Analysis: What does the T20 Global League mean for cricket in South Africa?
- Antoinette Muller
- 19 Jun 2017 (South Africa)
Cricket South Africa’s T20 Global League is promising a lot, and while details are still being ironed out, it has grand plans for changing South Africa’s cricketing landscape. By ANTOINETTE MULLER.
All around the world, T20 is all about glitz, and Cricket South Africa’s shiny new T20 Global League plans to be no different. It was officially launched in London on Monday and while there wasn’t as much glitz and glam as you’d usually expect from these sorts of things, Mr Razzmatazz must be wishing he was still minister of sport and mostly recreation. His successor apparently turned down the invitation.
The tournament will take place in November and December in this year.
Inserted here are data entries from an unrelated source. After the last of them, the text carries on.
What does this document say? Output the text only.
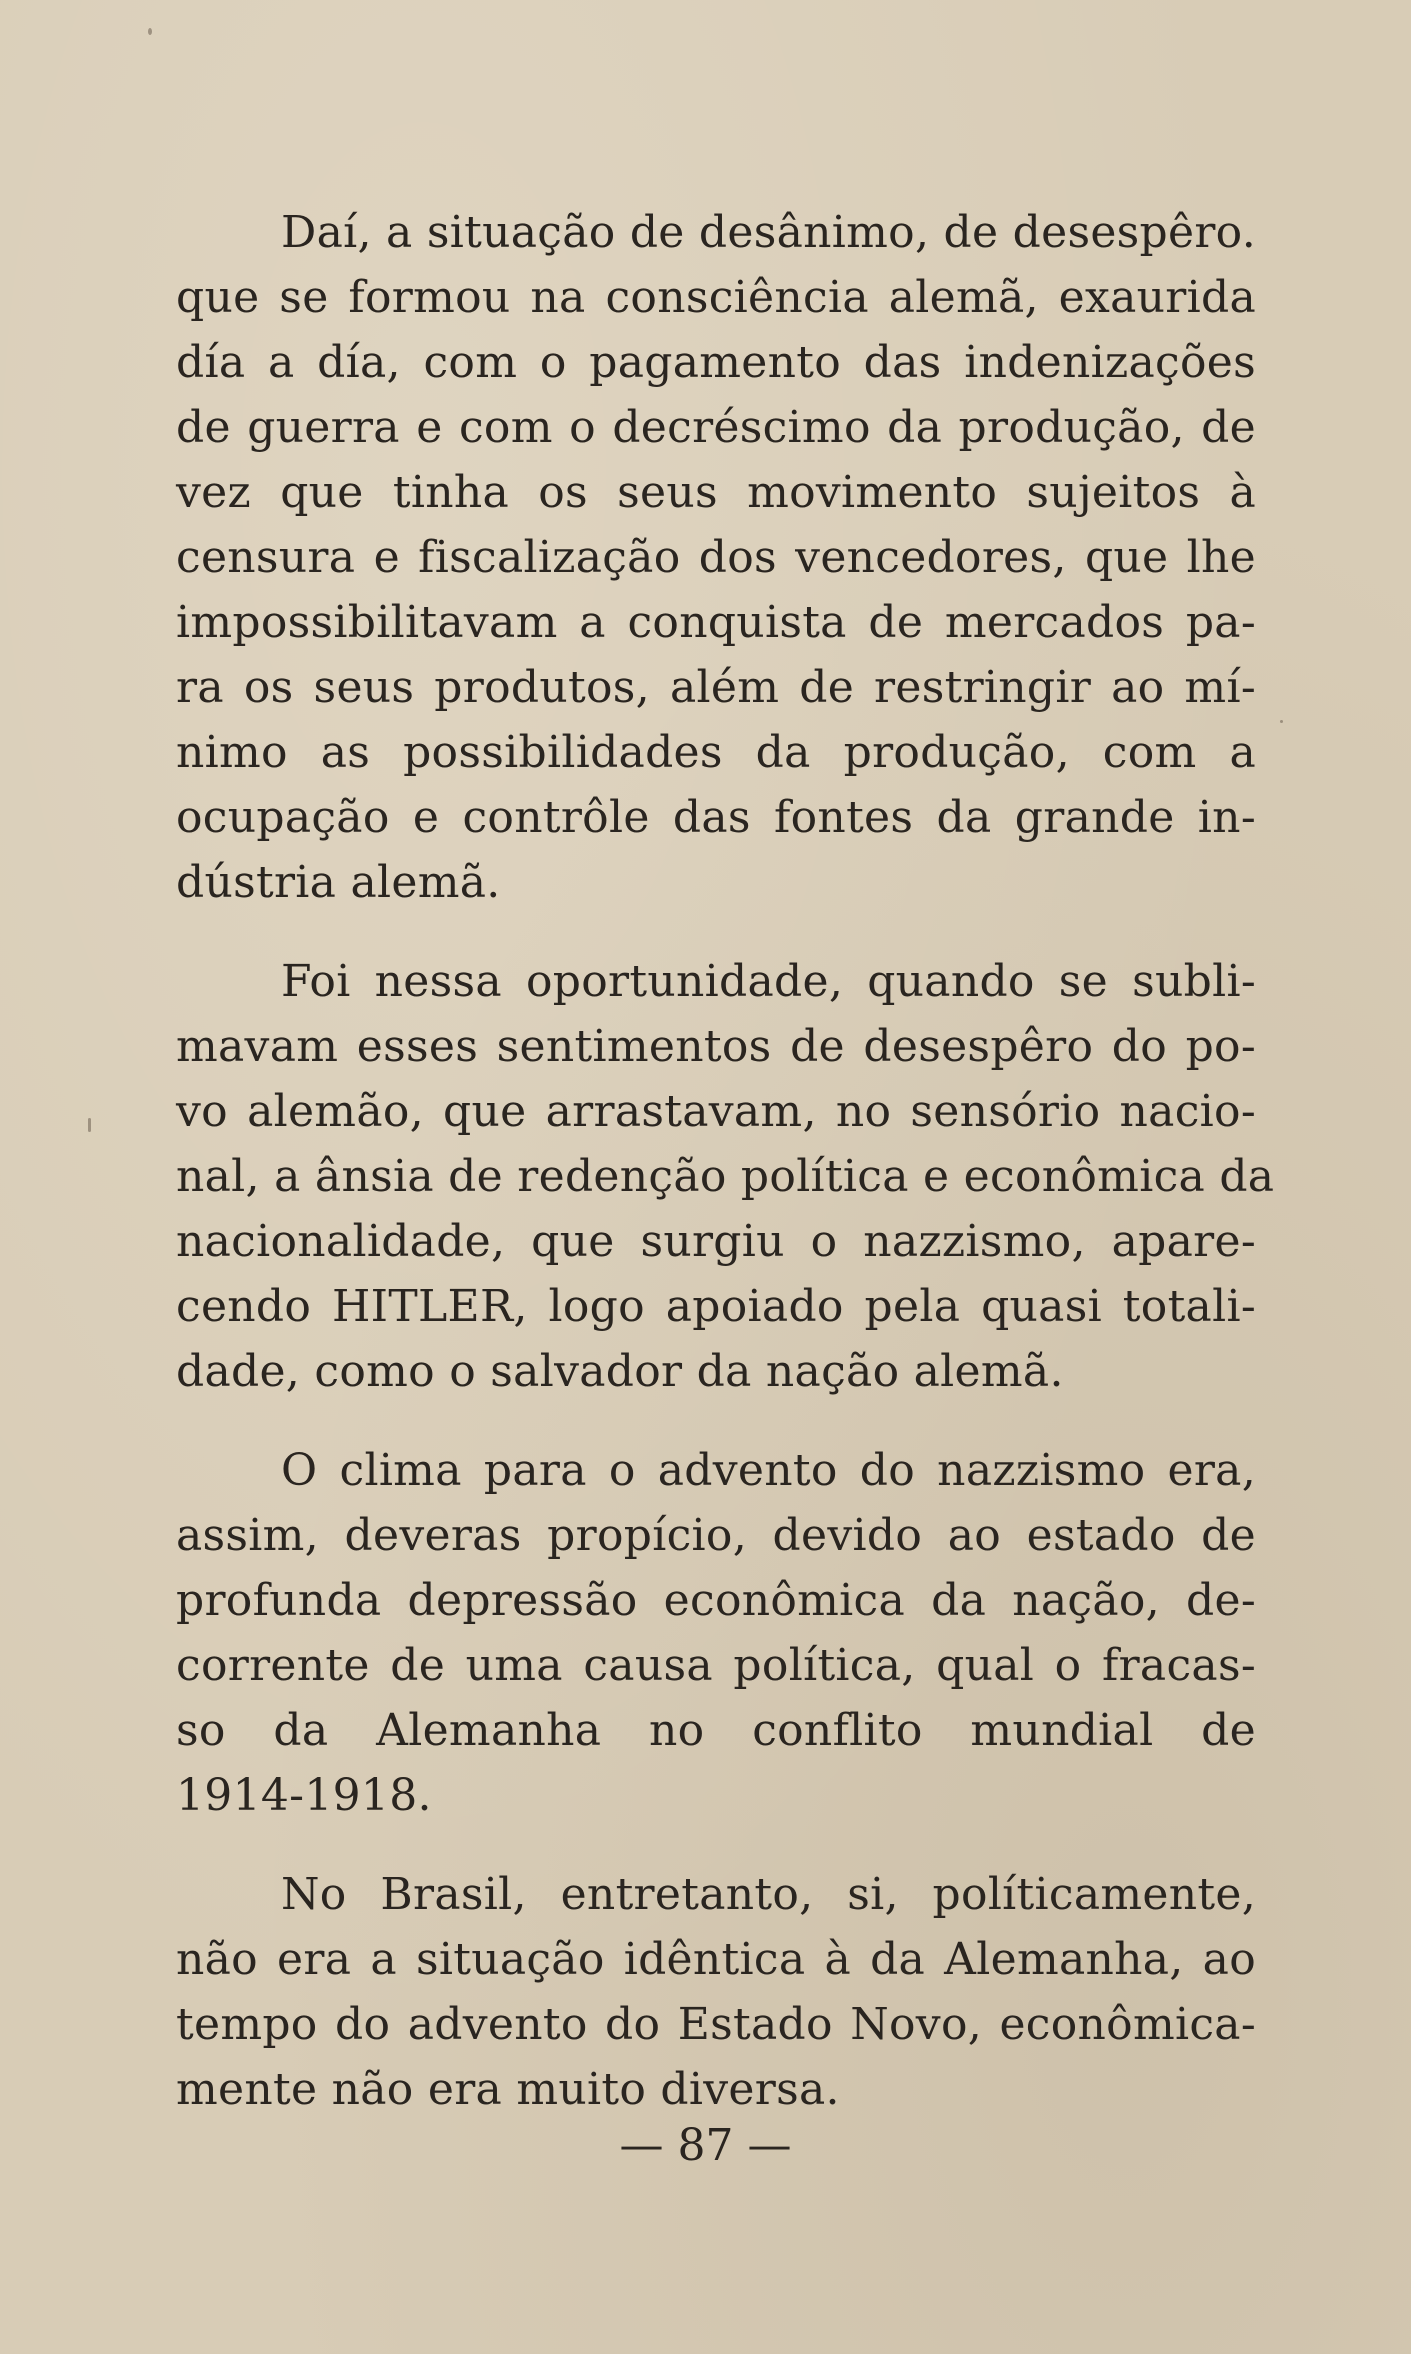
Daí, a situação de desânimo, de desespêro.
que se formou na consciência alemã, exaurida
día a día, com o pagamento das indenizações
de guerra e com o decréscimo da produção, de
vez que tinha os seus movimento sujeitos à
censura e fiscalização dos vencedores, que lhe
impossibilitavam a conquista de mercados pa-
ra os seus produtos, além de restringir ao mí-
nimo as possibilidades da produção, com a
ocupação e contrôle das fontes da grande in-
dústria alemã.
Foi nessa oportunidade, quando se subli-
mavam esses sentimentos de desespêro do po-
vo alemão, que arrastavam, no sensório nacio-
nal, a ânsia de redenção política e econômica da
nacionalidade, que surgiu o nazzismo, apare-
cendo HITLER, logo apoiado pela quasi totali-
dade, como o salvador da nação alemã.
O clima para o advento do nazzismo era,
assim, deveras propício, devido ao estado de
profunda depressão econômica da nação, de-
corrente de uma causa política, qual o fracas-
so da Alemanha no conflito mundial de
1914-1918.
No Brasil, entretanto, si, políticamente,
não era a situação idêntica à da Alemanha, ao
tempo do advento do Estado Novo, econômica-
mente não era muito diversa.
— 87 —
For traditionalists, it’s the kind of thing that will make you slump in despair, but in the greater context of cricket in South Africa, it’s a critical move.
It has been a long process and in the current economic climate it’s a big risk. But if cricket is to survive in South Africa – and if the country hopes to retain its top players – it is critical that this tournament is a success. This is far easier than it sounds.
The cricket calendar is becoming increasingly congested with a new T20 league mushrooming seemingly every year. As we have seen with Super Rugby’s ever expanding fixture list, this can lead to sporting fatigue. And this league will feature many of the same players as many of the other leagues do.
It does, however, offer CSA an opportunity to engage directly with the country’s fans. Getting bums on seats will have to be a critical part of that engagement as will getting the tournament out there on TV and radio.
Little is known about broadcasting at this stage, with CSA simply saying discussions are “ongoing”. But having this tournament on the local broadcaster’s airwaves should almost be a non-negotiable. The country’s biggest audience is available on those networks. Cricket is already streets ahead of any other sporting body in this country in terms of catering for a broad audience – offering its website in English, Afrikaans and isiXhosa – so there is no reason why its premier tournament should not be an engagement with fans in the same way.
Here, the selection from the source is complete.